No doubt. But the fact remains that the woman who says she told Nancy Reagan what treaties Ronald Reagan should sign, when he should sign them, what to do and when to do it at Bitburg, when Air Force One should take off, when press conferences should be held and - even - that Mikhail Gorbachev was on the level and it was time to drop the "evil empire" nonsense, did not get out of town for an earthquake.
In the case of Nancy Reagan we are not talking about someone who peruses a newspaper horoscope for the fun of it or grabs for the fortune cookie in a Chinese restaurant. And neither are we talking about someone who can, for a mere $100, send the relevant birth data to Quigley and be told, according to the telephone tape, more than anyone could possibly bear to know about herself.
No. We are talking, instead, about a president's wife who admits astrology became "a habit," who - like some junkie - turned over control of her life to something outside of herself. CBS reports that Mrs. Reagan paid Quigley $3,000 a month, which amounts to an incredible $36,000 a year - this from a woman who wrote in her new book, My Turn, that she borrowed designer dresses
because she couldn't afford new ones.
On the same network, Quigley indicated she was a bargain at twice the price. Nancy Reagan could be on the phone several times a day, Quigley said. At one point, Quigley worked up Gorbachev's chart and concluded that the Soviet leader was the Real McCoy - a strong, bold leader whom Reagan could trust. She says she told Nancy who, presumably, told Ron who did not raise his eyebrows but possibly went around the White House looking for the missing $36,000.

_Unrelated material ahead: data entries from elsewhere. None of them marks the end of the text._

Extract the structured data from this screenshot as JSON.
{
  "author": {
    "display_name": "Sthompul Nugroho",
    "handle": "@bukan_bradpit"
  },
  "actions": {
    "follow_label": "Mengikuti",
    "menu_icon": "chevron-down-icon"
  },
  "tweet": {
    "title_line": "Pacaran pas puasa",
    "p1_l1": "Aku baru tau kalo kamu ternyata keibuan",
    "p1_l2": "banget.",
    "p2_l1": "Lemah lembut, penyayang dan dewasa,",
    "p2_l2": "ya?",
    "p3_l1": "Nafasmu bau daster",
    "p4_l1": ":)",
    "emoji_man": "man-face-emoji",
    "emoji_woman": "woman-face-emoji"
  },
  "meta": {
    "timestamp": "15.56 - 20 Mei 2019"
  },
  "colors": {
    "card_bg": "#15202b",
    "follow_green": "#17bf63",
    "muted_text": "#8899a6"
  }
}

Others will draw conclusions from this behavior. They will characterize Nancy Reagan and, by complicity, her husband as silly. The pious may denounce them for proclaiming religious belief and then relying on an astrologer in matters both little and big. The intellectually inclined may conclude that astrological belief was not an aberration for the Reagans, but consistent with their outlook. In other areas, Reagan never let facts interfere with his beliefs.
As for me, I draw no conclusions. An Aquarian who was born at the same time Pluto was "acting out," I am a loosey-goosey sort of guy who says, hey, live and let live. But I did wonder if the former presidential astrologer - knower of so much, seer of nearly all and, really, a delight on the phone - got out of town in advance of the earthquake.
Turns out she didn't and, instead, planned a night at the opera. Wrong Marx Brothers movie. Sounds like Duck Soup to me.